Adsorption energy shows that water, when molecularly adsorbed, binds preferentially through an O–metal bond to Ni (−37.6 kJ/mol) and less so to Fe (−29.1 kJ/mol) atoms, both sites acting as electron acceptor of the O electron pairs, stabilized by electronic (Ni reach a d10 configuration) and electrostatic (Fe brings a partial positive charge) effects, respectively. In contrast, the interaction with phosphorus is through a very weak H-bond, in which water acts as a hydrogen donor. The IR spectra corresponding to the adsorption of one water molecule per unit cell revealed a weak dependence of the OH stretching bands when the water coverage reached the limit of zero coverage. The most relevant change occurred for the adsorption at Fe atom on the original smallest unit cell, where an increased charge transfer from the surface toward the water molecule causes a larger OH stretching bathochromic shift than that for the cases of smaller water coverage.
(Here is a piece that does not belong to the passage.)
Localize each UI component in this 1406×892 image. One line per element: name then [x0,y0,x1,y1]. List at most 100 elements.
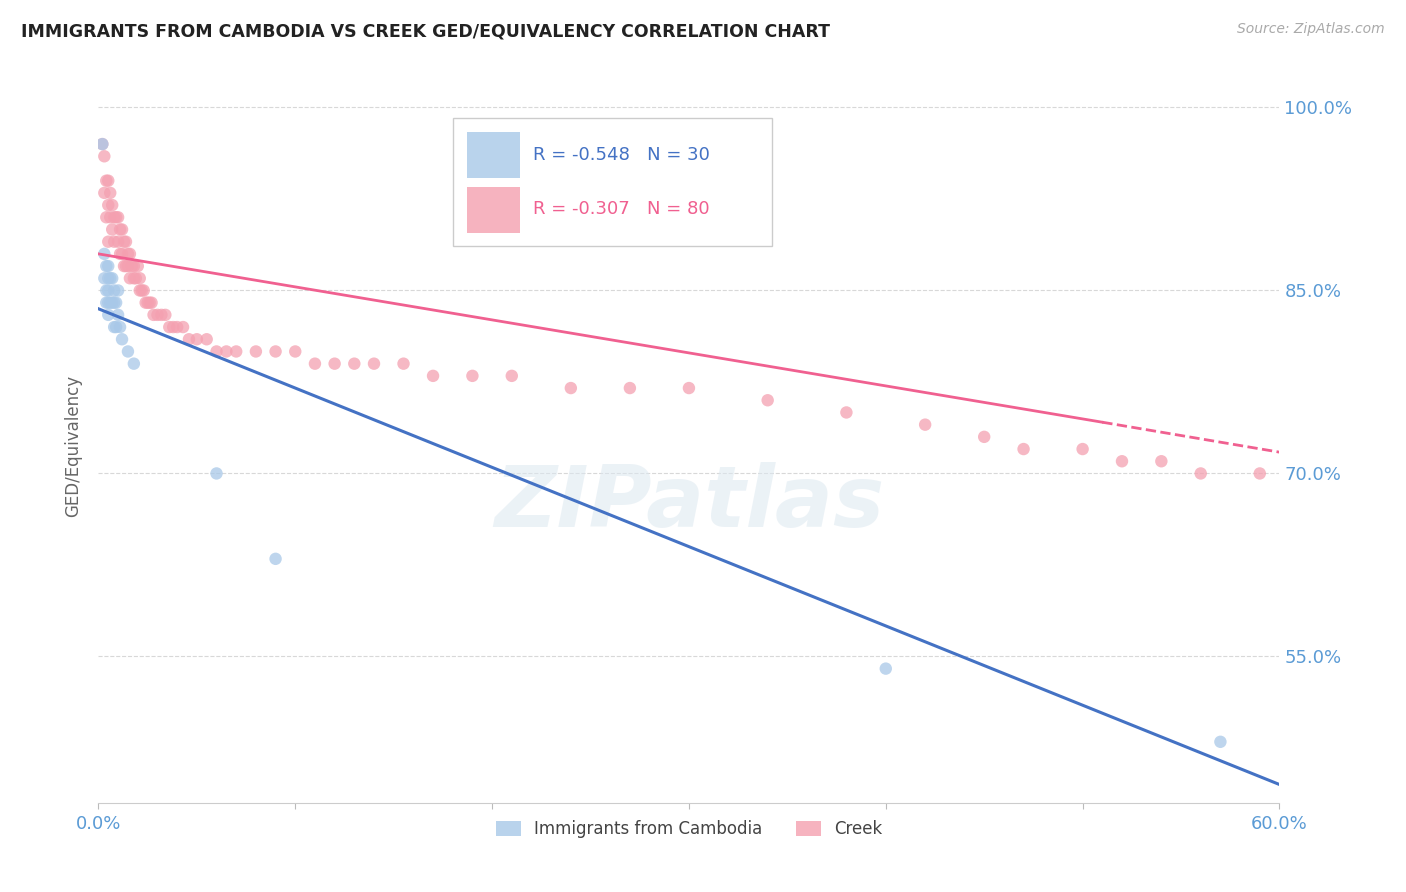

Spectra of the monolayer case is in general good agreement with the experimental one recorded at 125 K. For the multilayer case, the experimental spectrum revealed a prominent band at 2423 cm–1, which was attributed by the authors by water chemisorption forming either P–H or P–OH groups. Our simulated spectrum revealed a feature at 2408 cm–1 due to the incipient (H3O+/OH–) pair, only present when water multilayer was considered. While we can exclude the P–H/P–OH attribution, we cannot exclude this computed feature to be due to a specific arrangement of the water molecules adopted to simulate the multilayer or to artifacts in the adopted PBE-D*0 functional, which tends to give a too weak OH bond when engaged in a hydrogen bond.

The deprotonation of water on the (110) surface was studied for the case of a single water molecule per unit cell: the process is thermodynamically unfavorable, being endothermic (around 29 kJ/mol) with respect to the most stable molecular adsorption case.

Work is in progress to extend the study to water adsorption on the most reactive (001) face, which will provide a more complete picture of the role of water chemisorption, a more robust rationalization of the 2423 cm–1 band in terms of surface attached species containing the P–H feature and paths for the formation of phosphates.